No último final de semana, a bronquite fez pacto com uma gripe e juntas me nocautearam. Dois contra um é covardia.
Foi uma gripe daquelas que desmontam o vivente.
Cama, febre, muita tosse e a incontida vontade de voltar à infância, buscando refúgio no colo da mãe.
Poucas coisas combinam tanto quanto gripe e colo de mãe. E canja de galinha. E um animal de estimação por perto, que pode ser um cãozinho vira-lata, daqueles que se deitam ao pé da cama e lambem a mão da gente.
Quando eu era menino, confesso, gostava de ficar dodói.
Ganhava mimos, cafunés e a atenção absoluta de Dona Rute.
- Este menino não está comendo direito.
- Chega a estar com olheiras, coitadinho.
E lá vinha o termômetro, o chá de laranjeira, a canja, os bolinhos de chuva, os abraços mornos e tudo de bom. Tem hora que dá vontade de entrar no túnel tempo e parar ali naquele ponto da infância, bem antes do primeiro cigarro.
Falando em primeiro cigarro, fumei a vida inteira. Parei faz pouquinho.
Comecei menino ainda, com cigarros feitos de papel, partindo depois para o Continental sem filtro, conhecido mata-rato daqueles felizes idos. Quando comecei a ganhar um dinheirinho, aderi ao Hollywood, cuja propaganda mostrava carros velozes, barcos esportivos e muita gente bonita. “Ao sucesso”, dizia o reclame na televisão.
Nestes dias do politicamente correto, devem ter mudado o anúncio para algo do tipo:
Hollywood: à bronquite!
À enfisema!
Ou, ao câncer.
É que, nos últimos tempos, o Ministério da Saúde do Brasil obrigou a indústria do tabaco a publicar em seus maços os perigos e conseqüências que o fumo traz.
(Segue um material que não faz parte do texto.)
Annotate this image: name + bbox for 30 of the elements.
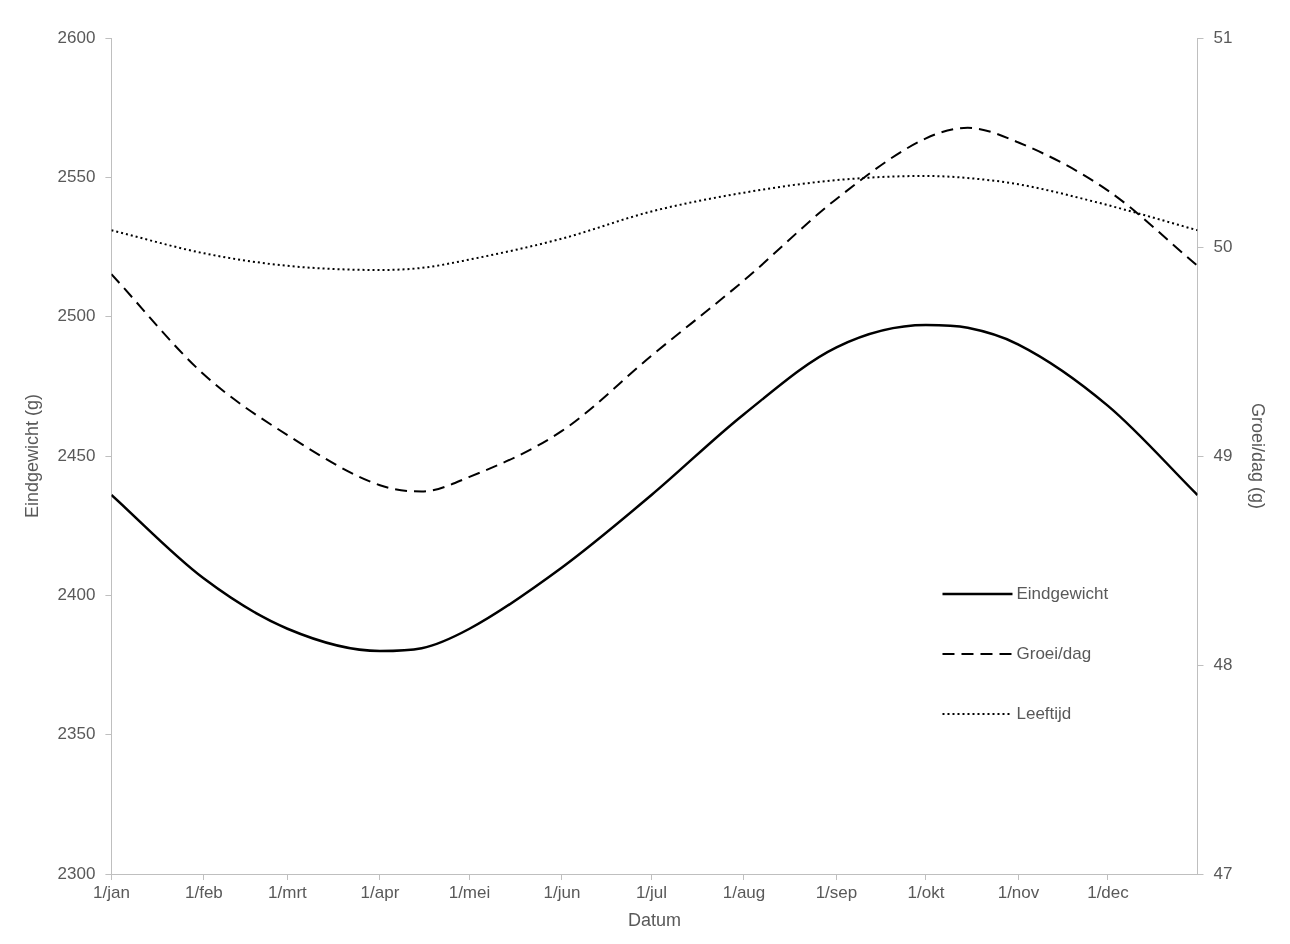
y2-tick-label: 47 (1213, 863, 1233, 883)
y-tick-label: 2550 (57, 167, 96, 187)
y-tick-label: 2400 (57, 585, 96, 605)
x-tick-label: 1/aug (722, 882, 766, 902)
legend-label: Groei/dag (1016, 643, 1092, 663)
y2-axis-title: Groei/dag (g) (1248, 402, 1269, 510)
legend-label: Leeftijd (1016, 703, 1072, 723)
x-tick-label: 1/sep (815, 882, 858, 902)
x-tick-label: 1/jun (543, 882, 581, 902)
y-tick-label: 2600 (57, 27, 96, 47)
x-axis-title: Datum (627, 910, 681, 931)
x-tick-label: 1/okt (907, 882, 945, 902)
y2-tick-label: 49 (1213, 445, 1233, 465)
x-tick-label: 1/jan (92, 882, 130, 902)
y2-tick-label: 48 (1213, 654, 1233, 674)
legend-label: Eindgewicht (1016, 583, 1109, 603)
x-tick-label: 1/mei (448, 882, 491, 902)
x-tick-label: 1/feb (185, 882, 223, 902)
y2-tick-label: 51 (1213, 27, 1233, 47)
y-tick-label: 2350 (57, 724, 96, 744)
y-tick-label: 2300 (57, 863, 96, 883)
x-tick-label: 1/mrt (268, 882, 308, 902)
x-tick-label: 1/dec (1087, 882, 1130, 902)
y2-tick-label: 50 (1213, 236, 1233, 256)
x-tick-label: 1/apr (360, 882, 400, 902)
y-tick-label: 2450 (57, 445, 96, 465)
y-axis-title: Eindgewicht (g) (21, 393, 42, 519)
y-tick-label: 2500 (57, 306, 96, 326)
x-tick-label: 1/nov (997, 882, 1040, 902)
x-tick-label: 1/jul (635, 882, 668, 902)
E, como se não bastasse anunciar que o Ministério da Saúde Adverte que Fumar é prejudicial à Saúde, resolveram estampar fotografias absolutamente chocantes, de pessoas esquálidas no leito da morte, bocas irrecuperavelmente estragadas, e muito mais.
E o Ministério da Saúde Adverte ainda que fumar causa câncer no pulmão; Fumar causa mau hálito, perda dos dentes e câncer de boca; Fumar causa impotência sexual; Crianças que convivem com fumantes têm mais asma, pneumonia, sinusite e alergia; Nicotina é droga e causa dependência; Quem fuma não tem fôlego para nada; Fumar na gravidez prejudica o bebê; Fumar causa infarto do coração. E muito mais.
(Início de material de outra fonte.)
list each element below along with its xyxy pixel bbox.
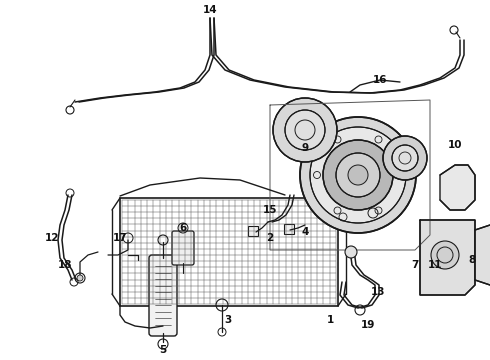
Text: 11: 11 [428,260,442,270]
Text: 17: 17 [113,233,127,243]
Text: 6: 6 [179,223,187,233]
Text: 13: 13 [371,287,385,297]
Text: 7: 7 [411,260,418,270]
Text: 19: 19 [361,320,375,330]
Circle shape [300,117,416,233]
Circle shape [348,165,368,185]
Polygon shape [420,220,475,295]
Polygon shape [475,225,490,285]
Circle shape [383,136,427,180]
Bar [284,224,294,234]
Circle shape [431,241,459,269]
FancyBboxPatch shape [172,231,194,265]
Text: 8: 8 [468,255,476,265]
Polygon shape [440,165,475,210]
FancyBboxPatch shape [149,255,177,336]
Text: 1: 1 [326,315,334,325]
Circle shape [285,110,325,150]
Text: 10: 10 [448,140,462,150]
Text: 16: 16 [373,75,387,85]
Text: 15: 15 [263,205,277,215]
Text: 2: 2 [267,233,273,243]
Circle shape [336,153,380,197]
Text: 5: 5 [159,345,167,355]
Bar [120,198,338,306]
Text: 14: 14 [203,5,217,15]
Text: 4: 4 [301,227,309,237]
Circle shape [77,275,83,281]
Circle shape [323,140,393,210]
Circle shape [345,246,357,258]
Bar [248,226,258,236]
Text: 9: 9 [301,143,309,153]
Circle shape [273,98,337,162]
Text: 18: 18 [58,260,72,270]
Circle shape [310,127,406,223]
Circle shape [392,145,418,171]
Text: 12: 12 [45,233,59,243]
Text: 3: 3 [224,315,232,325]
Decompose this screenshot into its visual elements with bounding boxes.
Em minha última ida ao Brasil, vi um sujeito, que perde os pulmões mas não perde a piada, devolvendo ao garçon o maço de cigarros, ao ver que nele havia a advertência de que fumar causa impotência sexual.
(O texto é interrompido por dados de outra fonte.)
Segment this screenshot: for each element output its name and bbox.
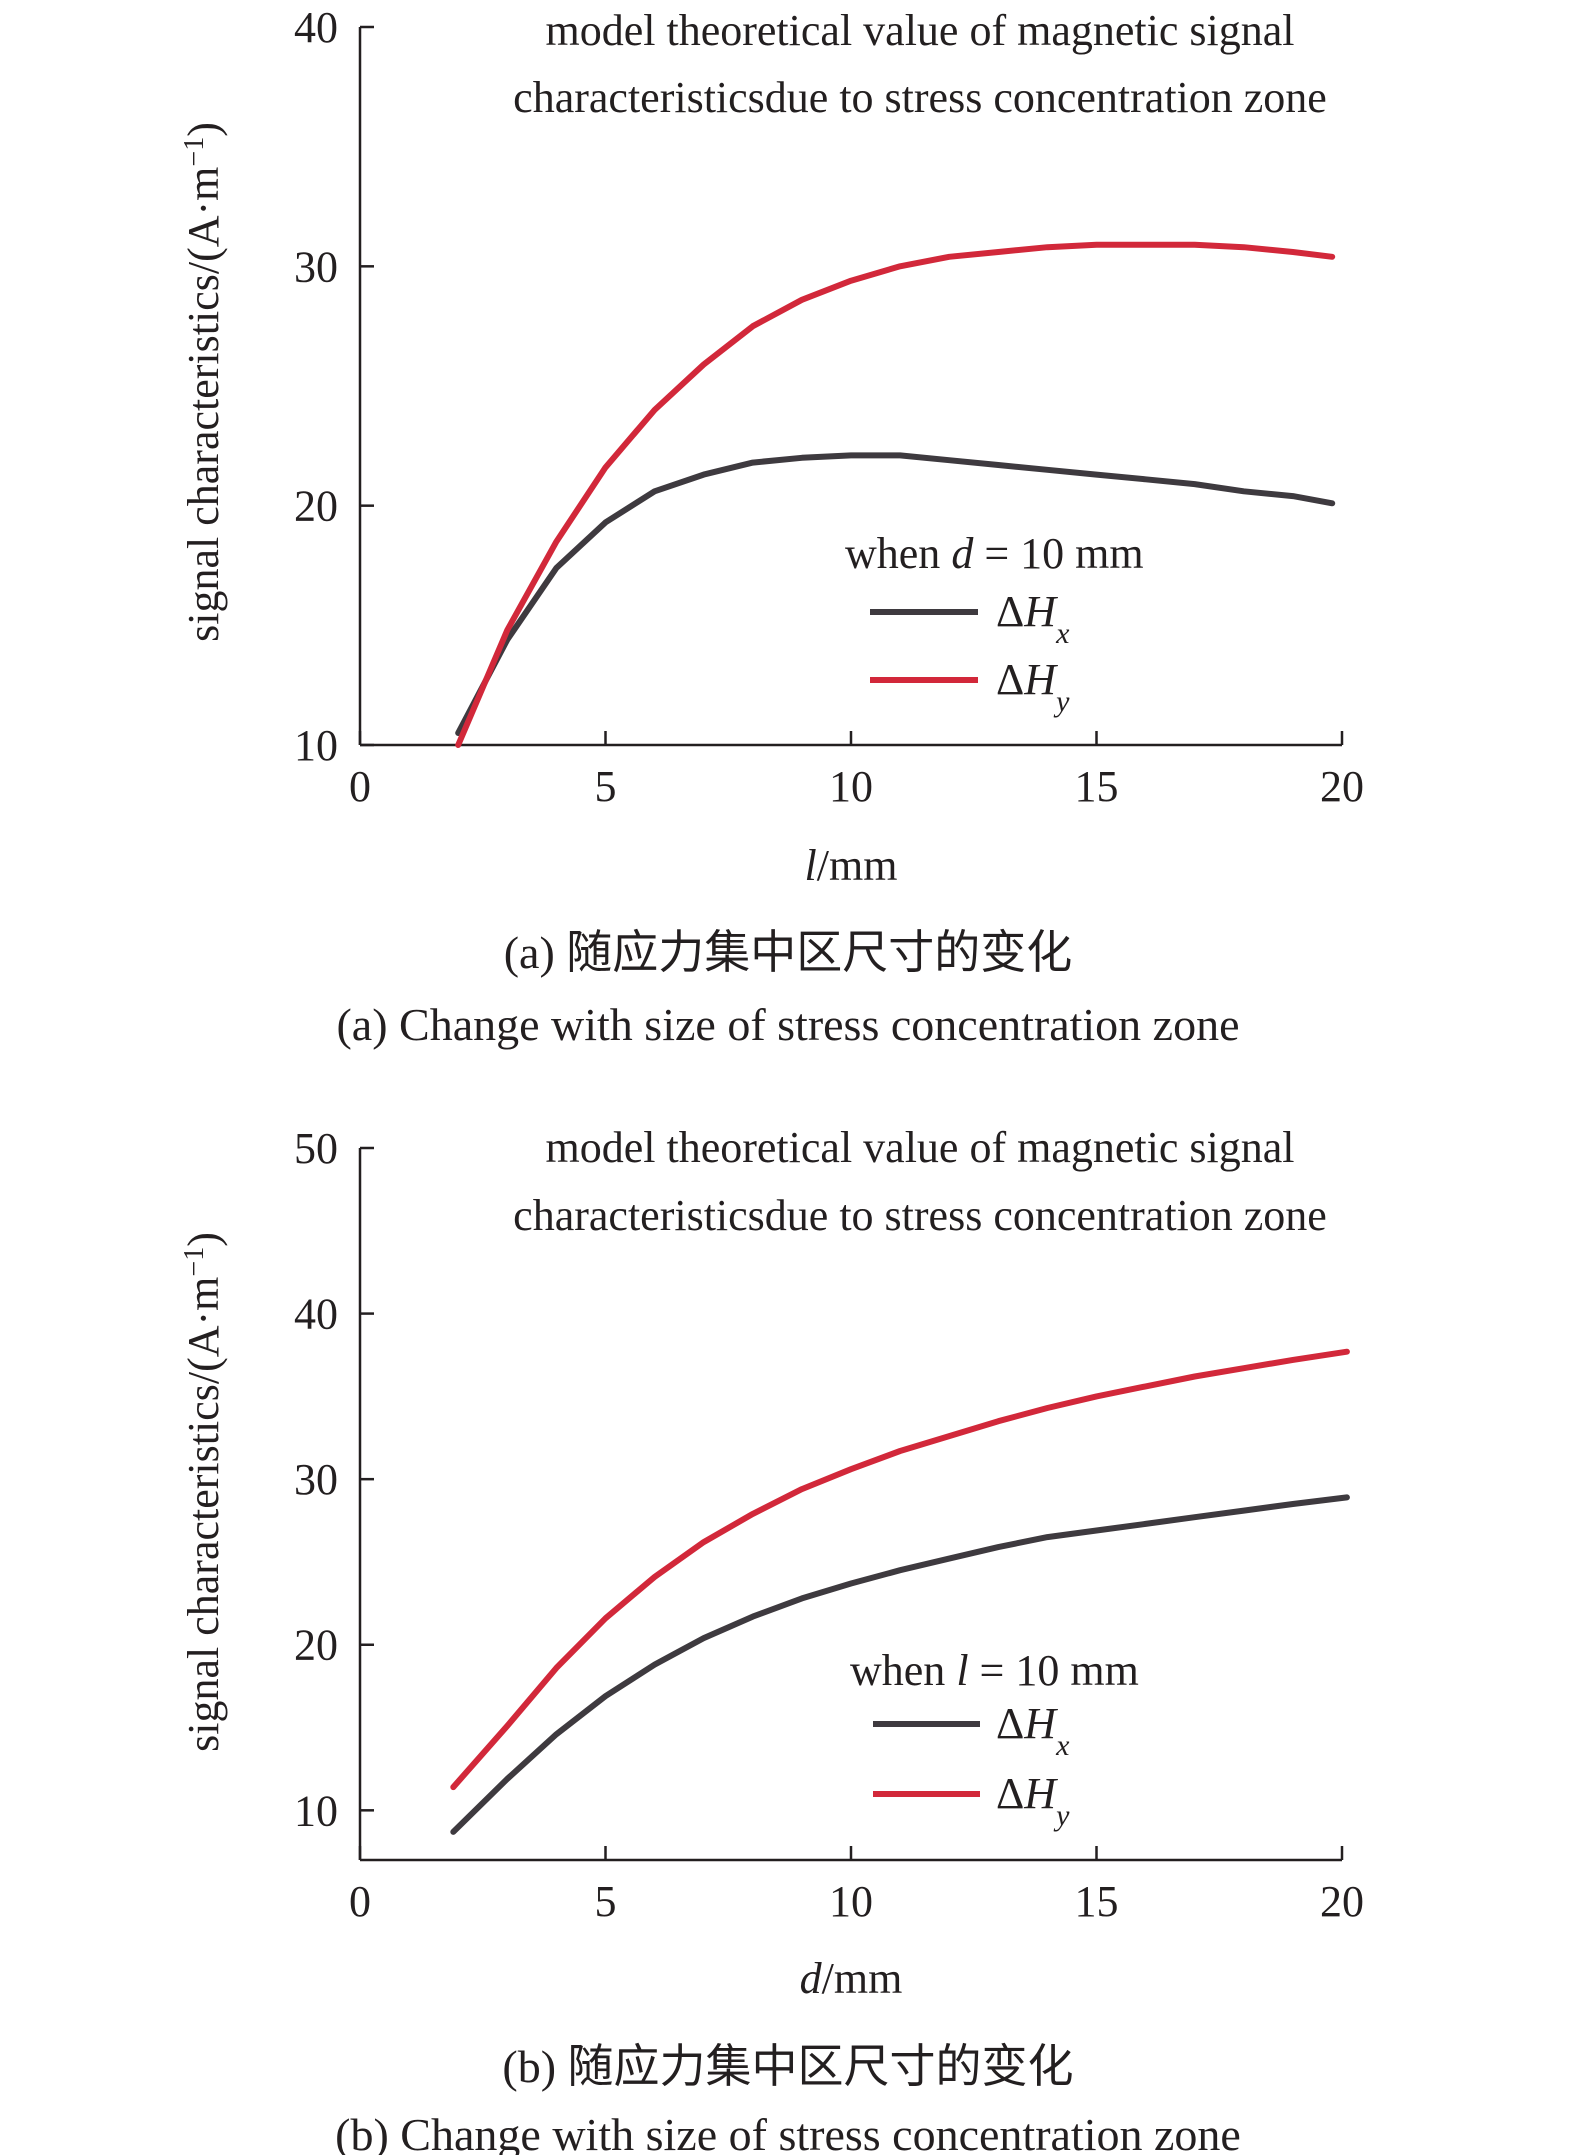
y-axis-title: signal characteristics/(A·m−1)	[179, 122, 229, 642]
chart-title-line: model theoretical value of magnetic sign…	[546, 1123, 1295, 1172]
series-line-y	[455, 241, 1336, 748]
x-tick-label: 0	[349, 762, 371, 811]
y-tick-label: 30	[294, 242, 338, 291]
x-tick-label: 10	[829, 762, 873, 811]
x-tick-label: 15	[1075, 1877, 1119, 1926]
legend-label-y: ΔHy	[996, 655, 1070, 718]
x-tick-label: 20	[1320, 1877, 1364, 1926]
y-tick-label: 40	[294, 1290, 338, 1339]
chart-panel-b: 10 20 30 40 50 0 5 10 15 20 d/mm signal characteris…	[179, 1123, 1365, 2155]
x-tick-label: 5	[595, 1877, 617, 1926]
y-axis-title: signal characteristics/(A·m−1)	[179, 1232, 229, 1752]
caption-chinese: (b) 随应力集中区尺寸的变化	[502, 2041, 1073, 2092]
series-line-x	[450, 1494, 1350, 1835]
chart-title-line: model theoretical value of magnetic sign…	[546, 6, 1295, 55]
legend-label-x: ΔHx	[996, 587, 1070, 650]
y-tick-label: 40	[294, 3, 338, 52]
y-tick-label: 10	[294, 721, 338, 770]
legend-title: when l = 10 mm	[850, 1646, 1139, 1695]
y-tick-label: 50	[294, 1124, 338, 1173]
caption-english: (b) Change with size of stress concentra…	[335, 2109, 1241, 2155]
chart-title-line: characteristicsdue to stress concentrati…	[513, 1191, 1327, 1240]
legend-label-y: ΔHy	[996, 1769, 1070, 1832]
chart-panel-a: 10 20 30 40 0 5 10 15 20 l/mm signal characteristi…	[179, 3, 1365, 1050]
x-axis-title: l/mm	[805, 841, 898, 890]
y-tick-label: 30	[294, 1455, 338, 1504]
chart-title-line: characteristicsdue to stress concentrati…	[513, 73, 1327, 122]
x-tick-label: 15	[1075, 762, 1119, 811]
y-tick-label: 20	[294, 1621, 338, 1670]
x-axis-title: d/mm	[800, 1954, 903, 2003]
legend-title: when d = 10 mm	[845, 529, 1144, 578]
y-tick-label: 20	[294, 482, 338, 531]
y-tick-label: 10	[294, 1786, 338, 1835]
series-line-y	[450, 1348, 1350, 1791]
legend-label-x: ΔHx	[996, 1699, 1070, 1762]
x-tick-label: 20	[1320, 762, 1364, 811]
x-tick-label: 0	[349, 1877, 371, 1926]
x-tick-label: 10	[829, 1877, 873, 1926]
caption-chinese: (a) 随应力集中区尺寸的变化	[504, 927, 1073, 978]
caption-english: (a) Change with size of stress concentra…	[336, 999, 1239, 1050]
series-line-x	[455, 452, 1336, 736]
x-tick-label: 5	[595, 762, 617, 811]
- Pode trocar por um que dá câncer, que não tem problema.
E o garçon foi lá e trocou.
***
A Música Que Toca Sem Parar:
Oração ao Tempo, de Caetano Veloso, na voz maranhense de Rita Ribeiro.
34 comments:
Ah, fiquei aqui pensando na doença e no colo, na febre e no afago, no sentido profundo que os "dodóis" podem ter, o que querem dizer, por que vêm...enfim, e o colinho materno poderia ser o pedido secreto da bronquite? E o colo materno pode ser a mãe, a pátria, a cidadezinha onde nascemos, enfim - "viajei" aqui... rsrs
de humano, só há em mim a morte por asma.
adorei. e que foto linda :)
beijos.
homem tem menos resistência a dor. ja imaginou se homem parisse? homem de tpm?
ja imaginou, tania?
o mundo ja teria explodido.
nina,
dizem que se eu parar de fumar, vou melhorar.
a propósito da foto, eu e um amigo falávamos no último sábado sobre Desperate Hours e no remake capenga, com mickey rourke.
adoro esta foto.
bom te ver por aqui.
Curiosamente, estava conversando hoje sobre os privilégios (mais do que justos!) dos convalescentes. Só podem deixar saudades, por paradoxal que pareça (Thomas Mann deve explicar isso filosoficamente, rs.)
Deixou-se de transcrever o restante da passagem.